You may be saying “why are you ranting on about something that isn’t going to be an issue for you in a year?” I’m getting this surgery because of my health but I’m always going to be a plus-size at heart. My weight mentality has been formed from a very young age and it’s going to take a while for my mindset to catch up to my body. It doesn’t make a difference though whether I’m a size 24 or a 4. It still make me mad about how the plus-sized community is viewed. I makes me mad even when someone compliments on how I look good after I’ve lost weight. In the past when I’ve lost weight-because like I said it’s been a struggle my whole life-I’ve always taken the compliment and quite honestly they made my day a little bit better. Someone had noticed my hard work and that put a bounce in my step but in retrospect it’s sad that I have to lose weight for someone to compliment me on how I look. I would much rather someone compliment me on how healthy and happy I look.
Why can’t someone look at Melissa McCarthy or Rebel Wilson and say “They are beautiful!” and not have been thinking, “but they would look sooo much better if she lost a few pounds.” Why can’t my imperfect body be considered a standard of beauty?

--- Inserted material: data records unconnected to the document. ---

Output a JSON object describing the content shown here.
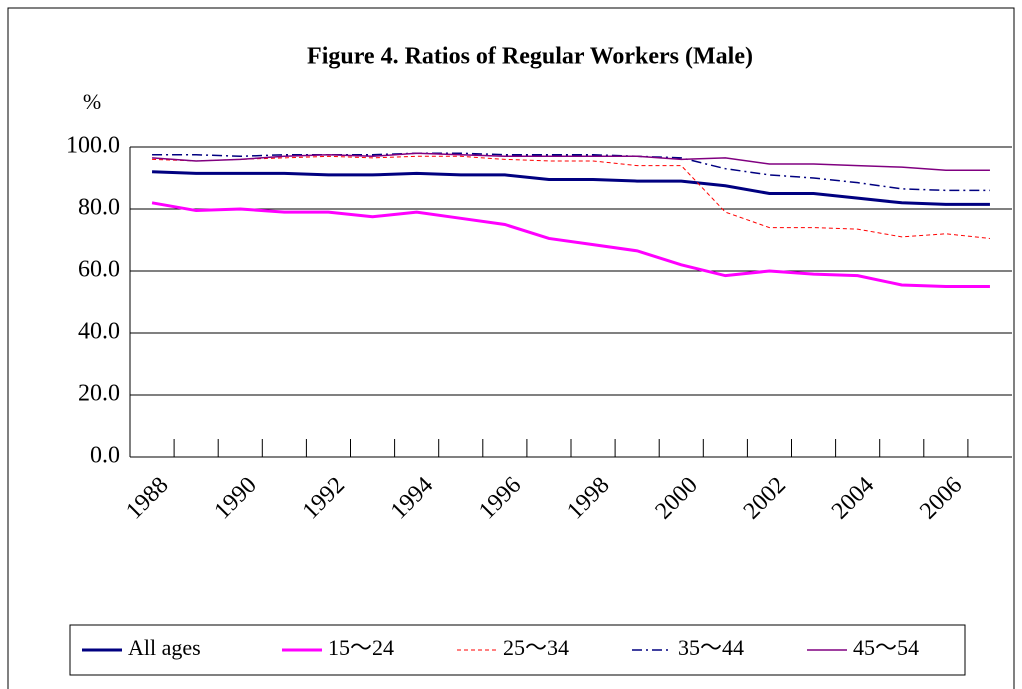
{
  "chart_data": {
    "type": "line",
    "title": "Figure 4. Ratios of Regular Workers (Male)",
    "y_label": "%",
    "categories": [
      "1988",
      null,
      "1990",
      null,
      "1992",
      null,
      "1994",
      null,
      "1996",
      null,
      "1998",
      null,
      "2000",
      null,
      "2002",
      null,
      "2004",
      null,
      "2006",
      null
    ],
    "series": [
      {
        "name": "All ages",
        "color": "#000080",
        "dash": "solid",
        "width": 3,
        "values": [
          92,
          91.5,
          91.5,
          91.5,
          91,
          91,
          91.5,
          91,
          91,
          89.5,
          89.5,
          89,
          89,
          87.5,
          85,
          85,
          83.5,
          82,
          81.5,
          81.5
        ]
      },
      {
        "name": "15～24",
        "color": "#ff00ff",
        "dash": "solid",
        "width": 3,
        "values": [
          82,
          79.5,
          80,
          79,
          79,
          77.5,
          79,
          77,
          75,
          70.5,
          68.5,
          66.5,
          62,
          58.5,
          60,
          59,
          58.5,
          55.5,
          55,
          55
        ]
      },
      {
        "name": "25～34",
        "color": "#ff0000",
        "dash": "dashed",
        "width": 1,
        "values": [
          96,
          95.5,
          96,
          96.5,
          97,
          96.5,
          97,
          97,
          96,
          95.5,
          95.5,
          94,
          94,
          79,
          74,
          74,
          73.5,
          71,
          72,
          70.5
        ]
      },
      {
        "name": "35～44",
        "color": "#000080",
        "dash": "dashdot",
        "width": 1.5,
        "values": [
          97.5,
          97.5,
          97,
          97.5,
          97.5,
          97.5,
          98,
          98,
          97.5,
          97.5,
          97.5,
          97,
          96.5,
          93,
          91,
          90,
          88.5,
          86.5,
          86,
          86
        ]
      },
      {
        "name": "45～54",
        "color": "#800080",
        "dash": "solid",
        "width": 1.5,
        "values": [
          96.5,
          95.5,
          96,
          97,
          97.5,
          97,
          98,
          97.5,
          97,
          97,
          97,
          97,
          96,
          96.5,
          94.5,
          94.5,
          94,
          93.5,
          92.5,
          92.5
        ]
      }
    ],
    "ylim": [
      0,
      100
    ],
    "yticks": [
      {
        "value": 0,
        "label": "0.0"
      },
      {
        "value": 20,
        "label": "20.0"
      },
      {
        "value": 40,
        "label": "40.0"
      },
      {
        "value": 60,
        "label": "60.0"
      },
      {
        "value": 80,
        "label": "80.0"
      },
      {
        "value": 100,
        "label": "100.0"
      }
    ],
    "grid": true,
    "legend": "bottom"
  }
}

My body, which has been thrown off and kicked by horses, fallen off of chain link fences, been dragged through the mud, been stung by bees, infected with chickenpox, broken ankles, suffered sprains and concussions and survived a car accident, is a testament of my strength and perseverance but all the mainstream media sees is FAT. The standard of beauty set by the fashion industry and social media is distressing. You don’t know how many articles are out there on Pinterest that display perfectly toned bodies and are followed by a tag line, “Get this body in 30 days!” I can’t stop thinking about all the little girls (whether they are chubby or not) out there who are seeing the tabloids claiming that a Kardashian has gained too much weight. I can’t help but remember all the times I looked in the mirror while I was growing up and I felt like I didn’t measure up. 

She really knew what she was talking about. 
Whether in a few months I am not considered a plus-size I will always be a plus-size at heart who thinks that beauty can also be found in those who are curvy and voluptuous.